L'histoire du convoi du 6 juillet 1942, écrite en 1994 par Claudine Cardon-Hamet dans le cadre d'une thèse de doctorat, prend
le relais des premières recherches menées entre 1970 et 1986 par Roger Arnould
déporté résistant et ancien documentaliste de la Fédération Nationale des Internés Résistants et Patriotes (FNDIRP)


MICHEL Emmanuel Paul



Emmanuel Michel après son retour des camps
Matricule 45878 à Auschwitz


Rescapé


Emmanuel Michel est né à Saint-Pierre-Eglise (Manche) le 27 mai 1901. Il habite à Trouville-sur-Mer (Calvados) au moment de son arrestation.
Il est le fils dMaria Augustine Valo, 36 ans, ménagère, native de Crasville et de 
Désiré, Jean, Pierre Michel, 40 ans, journalier.
Il est employé à la gare SNCF de Trouville-Deauville au moment de son arrestation.
Selon sa fiche matricule militaire Emmanuel Michel mesure 1m 72, a les cheveux roux et les yeux verts, le front moyen et le nez rectiligne. Au moment du conseil de révision, il travaille comme domestique à Gonneville (Manche). Il sera par la suite « homme d’équipe » aux chemins de fer.

Conscrit de la classe 1921, Emmanuel Michel devance l’appel et s’engage pour 3 ans le 2 mars 1921 à Cherbourg. Il est incorporé le même jour comme apprenti marin au 1er dépôt des équipages de la flotte. Il est nommé matelot de deuxième classe canonnier le 2 août 1921 et matelot de 1èer classe le 1er juillet 1923. Il est « renvoyé dans ses foyers »  le 2 mars 1924, « certificat de bonne conduite accordé » et se retire à Saint-Pierre-l’Eglise (Manche), rue aux Juifs, chez Le Valo.
Le 2 juillet 1924, il a déménagé au 9 rue de la Vicomté à Argentan, où il travaille comme homme d’équipe aux Chemins de fer. Cet emploi le fait alors « passer » le 5 août 1926 en tant que réserviste de l’armée active, à la 4ème section des chemins de fer de campagne en tant qu’« affecté spécial » (c’est-à-dire qu’il serait mobilisé à son poste de travail en cas de conflit).
Le 17 janvier 1927 il épouse Louise, Pauline, Françoise Jacq, à La Ferté-Macé (Orne).
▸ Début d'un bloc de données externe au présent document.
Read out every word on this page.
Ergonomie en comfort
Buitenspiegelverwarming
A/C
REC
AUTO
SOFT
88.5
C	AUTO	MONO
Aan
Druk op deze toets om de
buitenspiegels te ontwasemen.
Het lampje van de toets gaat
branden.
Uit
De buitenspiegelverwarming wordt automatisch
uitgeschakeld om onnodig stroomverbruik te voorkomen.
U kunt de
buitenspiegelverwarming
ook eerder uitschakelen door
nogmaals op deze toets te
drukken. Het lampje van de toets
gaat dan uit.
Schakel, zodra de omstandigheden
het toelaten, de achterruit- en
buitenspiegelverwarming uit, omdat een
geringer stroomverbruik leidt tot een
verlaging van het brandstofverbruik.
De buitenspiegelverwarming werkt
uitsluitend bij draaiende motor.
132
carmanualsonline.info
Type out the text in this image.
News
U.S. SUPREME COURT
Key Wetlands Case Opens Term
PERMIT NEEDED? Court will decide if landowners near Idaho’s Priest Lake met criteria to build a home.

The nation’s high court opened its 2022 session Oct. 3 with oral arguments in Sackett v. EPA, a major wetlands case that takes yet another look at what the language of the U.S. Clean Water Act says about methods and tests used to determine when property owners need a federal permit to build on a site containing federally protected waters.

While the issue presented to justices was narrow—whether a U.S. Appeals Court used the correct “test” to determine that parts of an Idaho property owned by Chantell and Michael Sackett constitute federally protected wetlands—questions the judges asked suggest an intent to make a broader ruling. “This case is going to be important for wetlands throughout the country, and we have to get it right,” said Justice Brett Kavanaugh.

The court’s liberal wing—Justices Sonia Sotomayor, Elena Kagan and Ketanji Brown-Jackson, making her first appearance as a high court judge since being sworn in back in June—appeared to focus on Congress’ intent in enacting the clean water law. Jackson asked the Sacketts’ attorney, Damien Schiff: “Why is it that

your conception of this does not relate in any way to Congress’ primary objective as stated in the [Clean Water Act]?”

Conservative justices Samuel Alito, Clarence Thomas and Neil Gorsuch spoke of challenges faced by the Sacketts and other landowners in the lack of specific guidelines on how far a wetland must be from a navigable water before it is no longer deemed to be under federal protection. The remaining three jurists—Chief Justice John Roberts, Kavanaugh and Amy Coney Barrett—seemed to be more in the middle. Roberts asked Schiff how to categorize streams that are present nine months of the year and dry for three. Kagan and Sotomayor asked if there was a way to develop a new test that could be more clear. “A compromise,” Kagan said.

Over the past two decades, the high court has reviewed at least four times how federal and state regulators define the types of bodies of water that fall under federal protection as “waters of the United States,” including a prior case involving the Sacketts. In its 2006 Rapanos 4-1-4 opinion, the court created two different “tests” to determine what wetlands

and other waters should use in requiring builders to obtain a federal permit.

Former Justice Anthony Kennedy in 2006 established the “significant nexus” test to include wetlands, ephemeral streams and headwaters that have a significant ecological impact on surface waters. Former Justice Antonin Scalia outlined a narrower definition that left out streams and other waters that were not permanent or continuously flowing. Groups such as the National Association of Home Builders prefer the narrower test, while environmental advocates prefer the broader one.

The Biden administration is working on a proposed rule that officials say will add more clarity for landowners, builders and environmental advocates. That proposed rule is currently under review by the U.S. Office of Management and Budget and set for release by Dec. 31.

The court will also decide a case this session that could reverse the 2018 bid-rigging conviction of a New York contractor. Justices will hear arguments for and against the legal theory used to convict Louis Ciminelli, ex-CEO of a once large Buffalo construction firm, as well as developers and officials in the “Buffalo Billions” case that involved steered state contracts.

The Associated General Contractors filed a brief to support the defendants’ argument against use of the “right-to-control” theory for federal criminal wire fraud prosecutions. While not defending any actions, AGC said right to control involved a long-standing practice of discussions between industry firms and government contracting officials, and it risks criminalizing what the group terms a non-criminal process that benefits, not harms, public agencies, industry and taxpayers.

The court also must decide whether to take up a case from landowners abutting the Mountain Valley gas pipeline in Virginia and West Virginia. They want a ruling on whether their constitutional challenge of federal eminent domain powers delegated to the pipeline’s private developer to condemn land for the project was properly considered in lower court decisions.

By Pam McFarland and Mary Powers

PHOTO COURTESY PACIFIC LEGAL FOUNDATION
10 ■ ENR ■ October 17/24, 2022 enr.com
Le couple aura deux enfants.
Ayant été muté à Caen (Calvados), Emmanuel Michel est « affecté spécial » à la 3ème section des chemins de fer de campagne « se mobilisant à Caen au 129ème RI » (Ml. 1613).
Emmanuel Michel, militant communiste connu des services de police est arrêté en juillet 1941 : il comparait le 21 juillet 1941 devant un tribunal français, qui décide de sa mise en liberté provisoire. 
Liste d'otages communistes 2 mai 1942
Mais, le 1er mai 1942 il est de nouveau arrêté : il figure sur la liste de 120 otages «communistes et Juifs» établie par les autorités allemandes. Son arrestation a lieu en représailles au déraillement de deux trains de permissionnaires allemands à Moult-Argences (38 morts et 41 blessés parmi les permissionnaires de la Marine allemande à la suite des sabotages par la Résistance, les 16 et 30 avril 1942, de la voie ferrée Maastricht-Cherbourg où circulaient deux trains militaires allemands. Des dizaines d’arrestations sont effectuées à la demande des occupants.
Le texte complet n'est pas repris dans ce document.